Once you have those answers, assuming that you've decided to go  
anywhere with packaging at all, you can attack the problem by writing  
something strictly to spec, swearing under pain of death that it will  
absolutely never be any more complicated or feature-full than it needs  
to be at any given time.   That will keep you out of the La Brea  
Tarpit of package management tools, where the temptation to be too  
clever/forward-looking can quickly lead to an explosion of options and  
special-case behavior that rapidly complicates what should actually be  
relatively simple.

> I'm thinking of all the software I have downloaded in the past like  
> php, mysql, gimp, foo2zjs, foomatic-rip, gutenprint etc... that are  
> already distributed via dmg's.

I'll also bet that the majority of those dmgs also bundle each and  
every dependency they need, thus ensuring that if php, mysql or gimp  
from your list above need, say, libjpeg, they all have their own copy  
so that you can drag the resulting bundle around.  That's always one  
way of doing it, of course, and even one with certain advantages (or  
drag installs would not be as popular as they are), but it's even less  
of a managed-package scenario than what most users currently have in / 
opt/local.  Some might even choose to continue to build everything  
themselves (thus raising the overall carbon footprint of Mac users  
everywhere ;-) rather than go "the dmg route" because they like the  
notion of non-duplicated bits and targeted / small security updates.   

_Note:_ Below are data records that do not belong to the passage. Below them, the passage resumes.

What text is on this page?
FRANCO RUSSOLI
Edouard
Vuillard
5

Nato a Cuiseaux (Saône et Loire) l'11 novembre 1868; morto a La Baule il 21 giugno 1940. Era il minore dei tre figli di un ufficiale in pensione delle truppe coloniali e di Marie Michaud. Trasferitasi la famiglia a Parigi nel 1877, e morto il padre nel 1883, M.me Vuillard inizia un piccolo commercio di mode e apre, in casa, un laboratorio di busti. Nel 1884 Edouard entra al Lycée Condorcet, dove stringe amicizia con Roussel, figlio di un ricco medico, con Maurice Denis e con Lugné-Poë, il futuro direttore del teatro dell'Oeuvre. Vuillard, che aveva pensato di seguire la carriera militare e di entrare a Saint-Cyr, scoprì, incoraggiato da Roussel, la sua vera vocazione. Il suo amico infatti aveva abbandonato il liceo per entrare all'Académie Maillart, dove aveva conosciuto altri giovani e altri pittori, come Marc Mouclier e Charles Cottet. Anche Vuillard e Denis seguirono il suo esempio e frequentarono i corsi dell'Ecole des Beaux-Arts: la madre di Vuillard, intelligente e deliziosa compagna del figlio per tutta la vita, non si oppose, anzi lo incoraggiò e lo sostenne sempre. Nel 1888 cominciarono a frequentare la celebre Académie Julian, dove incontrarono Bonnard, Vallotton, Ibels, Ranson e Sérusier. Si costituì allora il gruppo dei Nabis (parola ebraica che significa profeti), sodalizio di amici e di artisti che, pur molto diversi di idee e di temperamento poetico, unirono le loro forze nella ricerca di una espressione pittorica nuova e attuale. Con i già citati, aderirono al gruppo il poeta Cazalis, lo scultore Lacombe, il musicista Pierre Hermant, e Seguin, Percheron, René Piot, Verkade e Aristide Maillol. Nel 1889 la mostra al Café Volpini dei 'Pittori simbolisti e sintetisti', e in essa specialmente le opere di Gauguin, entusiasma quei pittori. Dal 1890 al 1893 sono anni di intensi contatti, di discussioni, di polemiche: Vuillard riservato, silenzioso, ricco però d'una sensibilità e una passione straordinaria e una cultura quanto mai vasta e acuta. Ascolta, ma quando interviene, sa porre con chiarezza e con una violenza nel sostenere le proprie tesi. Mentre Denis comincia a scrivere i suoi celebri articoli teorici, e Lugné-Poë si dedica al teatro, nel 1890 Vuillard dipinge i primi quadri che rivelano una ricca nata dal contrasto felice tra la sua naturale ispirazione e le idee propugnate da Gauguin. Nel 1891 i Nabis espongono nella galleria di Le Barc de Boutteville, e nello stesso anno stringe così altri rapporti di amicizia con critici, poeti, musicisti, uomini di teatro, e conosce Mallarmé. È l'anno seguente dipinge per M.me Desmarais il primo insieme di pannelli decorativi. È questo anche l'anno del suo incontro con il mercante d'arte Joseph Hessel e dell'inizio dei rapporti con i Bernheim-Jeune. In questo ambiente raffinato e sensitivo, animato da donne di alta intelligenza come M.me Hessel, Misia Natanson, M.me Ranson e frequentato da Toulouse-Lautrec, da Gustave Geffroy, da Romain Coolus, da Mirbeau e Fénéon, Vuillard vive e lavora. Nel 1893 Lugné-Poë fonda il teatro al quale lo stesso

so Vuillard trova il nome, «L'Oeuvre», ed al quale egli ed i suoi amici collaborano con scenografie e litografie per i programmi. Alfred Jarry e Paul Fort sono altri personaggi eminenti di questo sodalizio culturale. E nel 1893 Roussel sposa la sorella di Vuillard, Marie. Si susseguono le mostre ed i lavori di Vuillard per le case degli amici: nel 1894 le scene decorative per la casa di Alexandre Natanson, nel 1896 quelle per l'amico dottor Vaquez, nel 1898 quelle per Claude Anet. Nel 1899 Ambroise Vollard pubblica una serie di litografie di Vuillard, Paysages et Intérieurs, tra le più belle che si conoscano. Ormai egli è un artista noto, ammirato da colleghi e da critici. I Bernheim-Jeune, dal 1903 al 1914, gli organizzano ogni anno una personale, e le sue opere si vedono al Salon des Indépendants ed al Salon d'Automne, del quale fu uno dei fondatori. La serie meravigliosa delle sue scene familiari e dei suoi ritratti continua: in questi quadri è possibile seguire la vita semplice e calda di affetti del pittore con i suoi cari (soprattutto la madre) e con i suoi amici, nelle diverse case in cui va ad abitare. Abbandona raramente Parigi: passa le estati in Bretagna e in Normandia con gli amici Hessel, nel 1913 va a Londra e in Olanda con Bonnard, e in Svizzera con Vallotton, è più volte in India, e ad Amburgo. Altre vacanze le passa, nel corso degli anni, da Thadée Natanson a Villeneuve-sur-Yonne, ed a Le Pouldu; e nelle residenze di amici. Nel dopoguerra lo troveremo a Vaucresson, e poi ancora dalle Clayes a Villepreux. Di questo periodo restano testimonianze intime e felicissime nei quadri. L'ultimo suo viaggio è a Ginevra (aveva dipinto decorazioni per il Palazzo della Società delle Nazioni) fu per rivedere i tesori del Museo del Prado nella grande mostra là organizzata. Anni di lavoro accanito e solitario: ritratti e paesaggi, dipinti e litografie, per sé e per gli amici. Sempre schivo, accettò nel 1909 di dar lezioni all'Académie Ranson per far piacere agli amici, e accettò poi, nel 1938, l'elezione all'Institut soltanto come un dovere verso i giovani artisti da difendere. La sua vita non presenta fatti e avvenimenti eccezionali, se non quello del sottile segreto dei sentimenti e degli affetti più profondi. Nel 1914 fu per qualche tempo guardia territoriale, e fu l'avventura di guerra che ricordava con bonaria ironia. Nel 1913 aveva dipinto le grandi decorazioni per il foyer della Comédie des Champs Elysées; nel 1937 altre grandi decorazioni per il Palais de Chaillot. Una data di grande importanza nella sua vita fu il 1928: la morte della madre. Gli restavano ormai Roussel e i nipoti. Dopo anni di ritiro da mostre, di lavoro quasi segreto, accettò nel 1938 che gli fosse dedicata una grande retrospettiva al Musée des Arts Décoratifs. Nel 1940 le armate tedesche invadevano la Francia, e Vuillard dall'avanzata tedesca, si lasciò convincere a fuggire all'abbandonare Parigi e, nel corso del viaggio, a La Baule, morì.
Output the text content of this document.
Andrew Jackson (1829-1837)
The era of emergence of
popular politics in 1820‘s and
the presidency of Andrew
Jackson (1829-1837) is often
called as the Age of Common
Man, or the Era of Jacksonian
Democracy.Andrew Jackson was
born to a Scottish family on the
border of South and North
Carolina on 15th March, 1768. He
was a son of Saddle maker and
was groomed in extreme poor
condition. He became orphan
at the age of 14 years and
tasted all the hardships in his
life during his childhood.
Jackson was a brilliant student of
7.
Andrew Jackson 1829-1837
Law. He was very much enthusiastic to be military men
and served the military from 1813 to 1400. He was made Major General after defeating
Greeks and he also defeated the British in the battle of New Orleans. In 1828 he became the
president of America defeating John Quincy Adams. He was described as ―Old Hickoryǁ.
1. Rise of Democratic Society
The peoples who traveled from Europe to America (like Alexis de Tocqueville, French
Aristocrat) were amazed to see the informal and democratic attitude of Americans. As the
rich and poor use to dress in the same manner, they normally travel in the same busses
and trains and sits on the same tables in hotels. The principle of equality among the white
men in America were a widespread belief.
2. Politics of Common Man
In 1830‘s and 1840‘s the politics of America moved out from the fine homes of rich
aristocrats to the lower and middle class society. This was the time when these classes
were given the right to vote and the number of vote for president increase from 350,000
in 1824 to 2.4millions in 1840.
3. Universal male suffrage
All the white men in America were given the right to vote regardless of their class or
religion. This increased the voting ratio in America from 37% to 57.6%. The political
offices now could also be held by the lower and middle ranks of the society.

It would be nice[er] IMO if a solution could be devised which makes  
"port install foo" and "pkg install file:///foo.xar" lead to exactly  
the same place.  Well, to be even more precise, it would be nicer  
still if "port install foo" simply became a wrapper around "port  
package foo -o /var/tmp/<somewhere>/foo.pkg && pkg install file:///var/tmp 
/<somewhere>/foo.pkg && rm -f /var/tmp/<somewhere>/foo.pkg" so that  
the base MacPorts infrastructure could just get out of the business of  
directly installing bits on the system.